Published: Jun 26, 2012 07:00 PM
Modified: Jun 19, 2012 06:31 PM
Have you ever taken flight? You can fly when you experience a challenge and overcome it.
My mental and physical flight came when I joined the Carrboro High School wrestling team. I faced a lot of challenges before I could take flight. The biggest obstacle in sports is not making the team.
When I was 7 I saw a flier for a soccer team for kids ages 6 to 12. I quickly took the flier to my parents who couldn’t afford to put me on the soccer team. We lived in a one-bedroom apartment in Montbello, Colorado. My mother and father and brother and I all slept on the same mattress, a blue queen-size mattress. We didn’t have any luxuries in our home. This was my first experience facing rejection. I felt sad because I never got the chance to actually try out, and the fact that money was holding me back made me frustrated.
We moved to Jacksonville, N.C., when I was in the seventh grade. I tried out for the men’s soccer team. I was unprepared and a nervous wreck. During tryouts the coaches made us do drills I had never seen in my life, which made me feel exposed and alone. Everybody else knew what to do except for me. I didn’t make the team. I walked home feeling like the earth rejected me to another planet. When I got home I told my parents I didn’t make the team and cried myself to sleep.
Throughout eight and ninth grades I didn’t play any sports because of the fear I wouldn’t make the team. Before my strength and conditioning class in 10th grade I noticed a flier recruiting wrestlers for the team. If you had told me that I would join the wresting team in seventh grade, I wouldn’t have believed you. I didn’t give wrestling much thought, but I eyed the flier every day. Something inside me wanted to try out, but my past kept me from it, until one day my friend Alex lit the spark inside me.

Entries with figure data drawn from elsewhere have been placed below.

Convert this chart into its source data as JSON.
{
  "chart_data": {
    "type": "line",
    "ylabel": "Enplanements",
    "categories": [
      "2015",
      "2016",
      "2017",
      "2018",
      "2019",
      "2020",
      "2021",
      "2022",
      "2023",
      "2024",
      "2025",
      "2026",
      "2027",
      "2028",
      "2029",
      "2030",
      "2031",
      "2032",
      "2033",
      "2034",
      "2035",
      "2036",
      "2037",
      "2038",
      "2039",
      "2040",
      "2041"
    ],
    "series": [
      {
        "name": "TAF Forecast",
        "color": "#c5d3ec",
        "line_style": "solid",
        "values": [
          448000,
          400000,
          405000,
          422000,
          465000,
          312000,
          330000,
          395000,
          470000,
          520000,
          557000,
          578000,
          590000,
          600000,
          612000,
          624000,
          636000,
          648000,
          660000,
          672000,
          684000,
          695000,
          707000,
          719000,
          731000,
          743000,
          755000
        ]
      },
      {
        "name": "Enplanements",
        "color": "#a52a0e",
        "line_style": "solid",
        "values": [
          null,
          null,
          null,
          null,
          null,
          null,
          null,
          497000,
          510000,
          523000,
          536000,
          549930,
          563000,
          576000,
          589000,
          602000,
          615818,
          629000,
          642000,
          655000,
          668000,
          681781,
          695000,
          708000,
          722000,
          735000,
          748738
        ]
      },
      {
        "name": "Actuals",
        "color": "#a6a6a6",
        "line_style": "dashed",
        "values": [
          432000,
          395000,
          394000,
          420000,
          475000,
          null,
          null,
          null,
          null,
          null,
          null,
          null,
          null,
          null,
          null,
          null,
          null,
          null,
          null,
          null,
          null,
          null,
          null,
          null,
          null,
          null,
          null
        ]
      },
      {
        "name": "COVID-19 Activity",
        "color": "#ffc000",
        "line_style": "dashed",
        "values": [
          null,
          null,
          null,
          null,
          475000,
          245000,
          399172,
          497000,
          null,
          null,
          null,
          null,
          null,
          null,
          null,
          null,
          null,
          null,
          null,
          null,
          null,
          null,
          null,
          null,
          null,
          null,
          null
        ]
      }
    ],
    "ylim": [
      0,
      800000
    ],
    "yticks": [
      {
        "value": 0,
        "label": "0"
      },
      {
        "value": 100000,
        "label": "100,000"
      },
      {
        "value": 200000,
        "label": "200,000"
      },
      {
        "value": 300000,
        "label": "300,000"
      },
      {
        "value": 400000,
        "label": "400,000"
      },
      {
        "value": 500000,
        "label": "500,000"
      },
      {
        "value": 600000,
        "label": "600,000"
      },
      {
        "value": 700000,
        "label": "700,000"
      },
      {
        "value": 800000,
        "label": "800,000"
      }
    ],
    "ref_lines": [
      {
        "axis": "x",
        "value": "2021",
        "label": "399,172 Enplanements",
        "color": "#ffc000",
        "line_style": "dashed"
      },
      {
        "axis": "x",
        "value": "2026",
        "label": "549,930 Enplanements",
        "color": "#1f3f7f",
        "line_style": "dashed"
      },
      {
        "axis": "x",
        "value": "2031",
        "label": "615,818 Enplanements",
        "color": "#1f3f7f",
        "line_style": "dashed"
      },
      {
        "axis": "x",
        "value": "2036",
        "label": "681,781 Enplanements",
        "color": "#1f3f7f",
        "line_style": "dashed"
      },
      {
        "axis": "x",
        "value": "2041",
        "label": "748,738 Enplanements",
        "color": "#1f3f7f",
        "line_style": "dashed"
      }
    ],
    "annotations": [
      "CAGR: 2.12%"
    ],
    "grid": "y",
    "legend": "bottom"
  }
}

He knew I wanted to join the team, so every day he would encourage me to try out. This was the first time a friend ever passionately encouraged me to play a sport. I asked my other friends if I should join the wrestling team. They told me it was too hard and that I shouldn’t do it. They told me that in wrestling I had to wear tight clothes, starve myself, and lose weight every day. I didn’t listen to my friends because they were holding me back from what I wanted to do.
Then I asked myself, “Why did I need to ask my friends about the decisions I make?” I experienced an epiphany. I now take my friends’ opinion into consideration, but I make my own decisions. My attitude completely changed. I am now self-sufficient and willing to take risks, and my new independent attitude has given me wings to soar. I decided to email the wrestling coach and find out when tryouts started. The coach, Dewitt Driscoll, said, “You don’t need any experience. Just show up on Wednesday in front of the school.”
Pre-season training is one of the toughest things I have ever done in my life. For one week straight we ran five miles every day. I wanted to quit when I had to starve my self and lose six pounds in one day, or when I had to give someone a piggyback ride up and down the stairs. Before a wrestling match everybody on the team has a weight class and you have to be on weight throughout the season. But if I quit the team then I wouldn’t have been on a sports team and would have let my friends get the best of me. I also told my self that if I couldn’t handle the wrestling team than I shouldn’t play sports any more.
Twenty birds took flight during the winter and only 10 made it through, and I was one of those 10. Others can influence you in your decisions and hold you back, but only you have the power to move forward.
People are always going to tell you what you can’t do. By not taking any risk, you risk not living. I risked facing disappointment and being made fun by my friends. Most people told me I couldn’t make the team. I even thought that myself. My experience of rejection in Jacksonville and my friends telling me not to join the wrestling team were holding me back. I overcame a mental and physical challenge by joining the wrestling team. I overcame my challenge by dedicating myself to taking flight. So what’s keeping you back from your flight?
Darwin Akim Garcia is a rising senior at Carrboro High school. He is a member of the Blue Ribbon Youth Leadership Institute and wants to be a radiologist when he grows up.